If you spend any time on secondary highways, small towns or rural roads you may have noticed that it is planting time for farmers and they are a lot more prevalent on the roads and in the fields.

Farmers have a limited window of opportunity to plant crops. Weather can be a major factor in diminishing this window so they try to make the most progress when they have the chance to do so. Often this means long hours preparing the ground for planting and planting.
With the advances on GPS systems in today’s tractors and computerized planters, farmers can (and often do) work late into the night since it is now possible to plant rows straight as an arrow with limited visibility due to such things as fog or darkness.  What does this mean? It means you are more likely to see large slow-moving farmer equipment during peak travel times (morning and evening), as well as during in climate weather (rain) as farmers move from field to field. Often while “this particular field” may not have soil conditions suitable to be planted, another one several miles down the road may be fine.
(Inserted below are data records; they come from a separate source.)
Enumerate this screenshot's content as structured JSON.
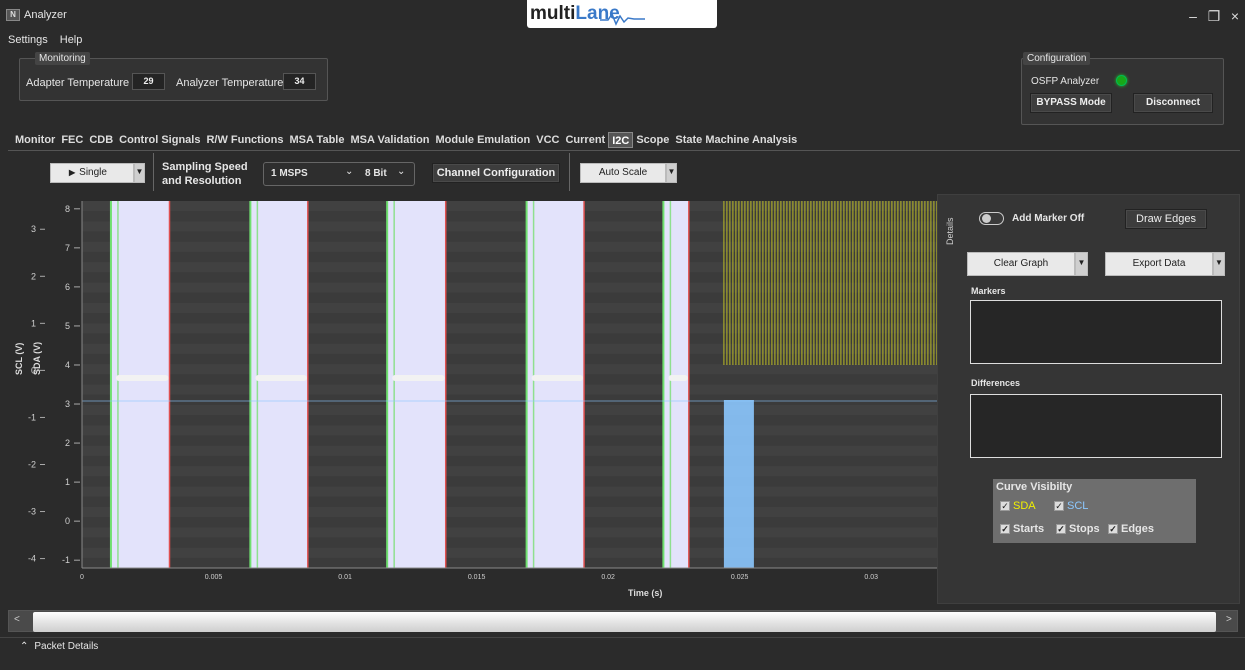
{
  "window": {
    "title": "Analyzer",
    "brand_prefix": "multi",
    "brand_suffix": "Lane",
    "minimize": "–",
    "restore": "❐",
    "close": "×"
  },
  "menu": [
    "Settings",
    "Help"
  ],
  "monitoring": {
    "label": "Monitoring",
    "adapter_label": "Adapter Temperature",
    "adapter_value": "29",
    "analyzer_label": "Analyzer Temperature",
    "analyzer_value": "34"
  },
  "configuration": {
    "label": "Configuration",
    "device": "OSFP Analyzer",
    "status_color": "#18a818",
    "bypass": "BYPASS Mode",
    "disconnect": "Disconnect"
  },
  "tabs": [
    "Monitor",
    "FEC",
    "CDB",
    "Control Signals",
    "R/W Functions",
    "MSA Table",
    "MSA Validation",
    "Module Emulation",
    "VCC",
    "Current",
    "I2C",
    "Scope",
    "State Machine Analysis"
  ],
  "active_tab": "I2C",
  "toolbar": {
    "run_mode": "Single",
    "sampling_label_1": "Sampling Speed",
    "sampling_label_2": "and Resolution",
    "speed": "1 MSPS",
    "resolution": "8 Bit",
    "channel_config": "Channel Configuration",
    "auto_scale": "Auto Scale"
  },
  "chart_data": {
    "type": "line",
    "xlabel": "Time (s)",
    "x_ticks": [
      "0",
      "0.005",
      "0.01",
      "0.015",
      "0.02",
      "0.025",
      "0.03"
    ],
    "xlim": [
      0,
      0.0325
    ],
    "scl_axis": {
      "label": "SCL (V)",
      "ticks": [
        "3",
        "2",
        "1",
        "0",
        "-1",
        "-2",
        "-3",
        "-4"
      ],
      "ylim": [
        -4.2,
        3.6
      ]
    },
    "sda_axis": {
      "label": "SDA (V)",
      "ticks": [
        "8",
        "7",
        "6",
        "5",
        "4",
        "3",
        "2",
        "1",
        "0",
        "-1"
      ],
      "ylim": [
        -1.2,
        8.2
      ]
    },
    "series": [
      {
        "name": "SDA",
        "color": "#e6e61e"
      },
      {
        "name": "SCL",
        "color": "#8cc8ff"
      }
    ],
    "packets": [
      {
        "start": 0.0011,
        "stop": 0.0064
      },
      {
        "start": 0.0064,
        "stop": 0.0116
      },
      {
        "start": 0.0116,
        "stop": 0.0169
      },
      {
        "start": 0.0169,
        "stop": 0.0221
      },
      {
        "start": 0.0221,
        "stop": 0.0244
      }
    ]
  },
  "details": {
    "tab_label": "Details",
    "marker_toggle": "Add Marker Off",
    "draw_edges": "Draw Edges",
    "clear_graph": "Clear Graph",
    "export_data": "Export Data",
    "markers_label": "Markers",
    "differences_label": "Differences",
    "curve_visibility": "Curve Visibilty",
    "sda": "SDA",
    "scl": "SCL",
    "starts": "Starts",
    "stops": "Stops",
    "edges": "Edges"
  },
  "scroll": {
    "left": "<",
    "right": ">"
  },
  "packet_details": {
    "expand": "⌃",
    "label": "Packet Details"
  }
}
So, here are a few things to think of and be aware of during planting season:

  • Tractors – Tractors are big… and slow. It is easy to come up on them a lot faster than one realizes and in a tractor vs. passenger vehicle accident, the tractor wins.
  • Trucks – Watch for trucks hauling implements such as planter heads, or anhydrous tanks as they also travel at a slower speed than the posted limit.
  • Sudden Turns – You may come across a fertilizer truck on a side road that isn’t quite familiar with the location of the field entrance in which case they may suddenly hit the brakes to turn left or right. Give them room and don’t pass unless you know which way they are turning.
  • Passing – If you feel the need to pass, make sure you can clearly see the oncoming traffic lane. Often, due to the size of the equipment it is very difficult to see the oncoming traffic lane.
  • Mud – Mud may be tracked onto the road causing slick conditions or at times, clumps have fallen off the tires which may either cause damage to your vehicle if hit. Or you may lose control of your vehicle trying to swerve around it/them.
  • Road rage – Getting caught behind a tractor for a mile or so is no different than sitting at several stop lights in a row.

You may have an important job, meeting or other appointment; but the men and women that farm have an important one as well. Have patience this season when you encounter them.